Among them, the most attention-grabbing is the real-time transcription model called Voxtral Realtime. This model has a parameter scale of 4B (4 billion) and uses an innovative streaming architecture. Its core highlight is extreme response speed: the model can transcribe audio input instantly and synchronously. Official data shows that the transcription delay has been reduced to below 200ms (0.2 seconds). This means that in real-time conversation or simultaneous interpretation scenarios, users almost feel no processing pause. To promote the development of the developer community ecosystem, Mistral AI has officially opened the model weights under the Apache 2.0 license.

The other model, Voxtral Mini Transcribe V2, focuses on large-scale processing and high cost-effectiveness. This model is specifically designed for processing long audio, supporting recording files up to 3 hours in a single request. In terms of accuracy, Mistral's official statement says this model has surpassed GPT-4o mini Transcribe and Gemini2.5Flash.

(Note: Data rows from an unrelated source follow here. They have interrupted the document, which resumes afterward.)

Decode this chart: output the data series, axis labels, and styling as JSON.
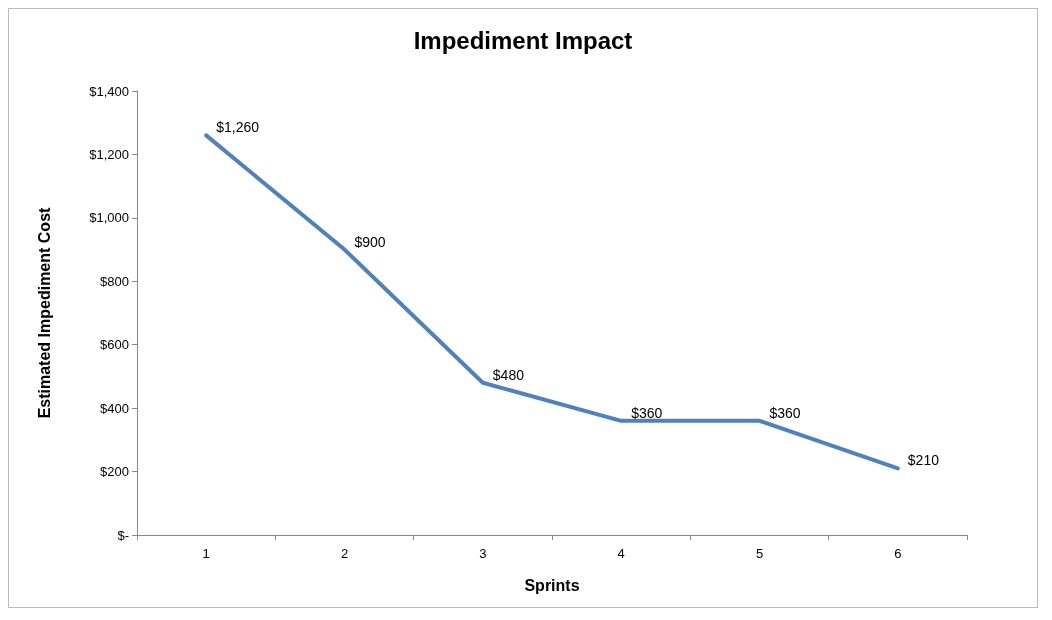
{
  "chart_data": {
    "type": "line",
    "title": "Impediment Impact",
    "xlabel": "Sprints",
    "ylabel": "Estimated Impediment Cost",
    "categories": [
      "1",
      "2",
      "3",
      "4",
      "5",
      "6"
    ],
    "series": [
      {
        "color": "#4f81bd",
        "values": [
          1260,
          900,
          480,
          360,
          360,
          210
        ],
        "value_labels": [
          "$1,260",
          "$900",
          "$480",
          "$360",
          "$360",
          "$210"
        ]
      }
    ],
    "ylim": [
      0,
      1400
    ],
    "yticks": [
      {
        "value": 0,
        "label": "$-"
      },
      {
        "value": 200,
        "label": "$200"
      },
      {
        "value": 400,
        "label": "$400"
      },
      {
        "value": 600,
        "label": "$600"
      },
      {
        "value": 800,
        "label": "$800"
      },
      {
        "value": 1000,
        "label": "$1,000"
      },
      {
        "value": 1200,
        "label": "$1,200"
      },
      {
        "value": 1400,
        "label": "$1,400"
      }
    ],
    "grid": false,
    "marker": "none",
    "line_style": "solid"
  }
}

In terms of language support and cost, both new models have excellent universality, supporting 13 mainstream languages including Chinese. The pricing strategy is also very competitive: the offline batch processing API costs $0.003 per minute, while the real-time version API, which pursues optimal performance, costs $0.006 per minute.

Key Points:

  • Extremely Low Latency: The Voxtral Realtime model reduces transcription delay to within 200ms, supports instant audio transcription, and has already open-sourced the model weights.

  • 🏆 High Cost-Effectiveness: The Voxtral Mini version outperforms similar products like GPT-4o mini in accuracy, supports ultra-long recordings of 3 hours, and offers highly competitive pricing.

  • 🌐 Multi-language Support: The entire series of models natively supports 13 languages including Chinese, widely adapting to globalized voice office and real-time interaction scenarios.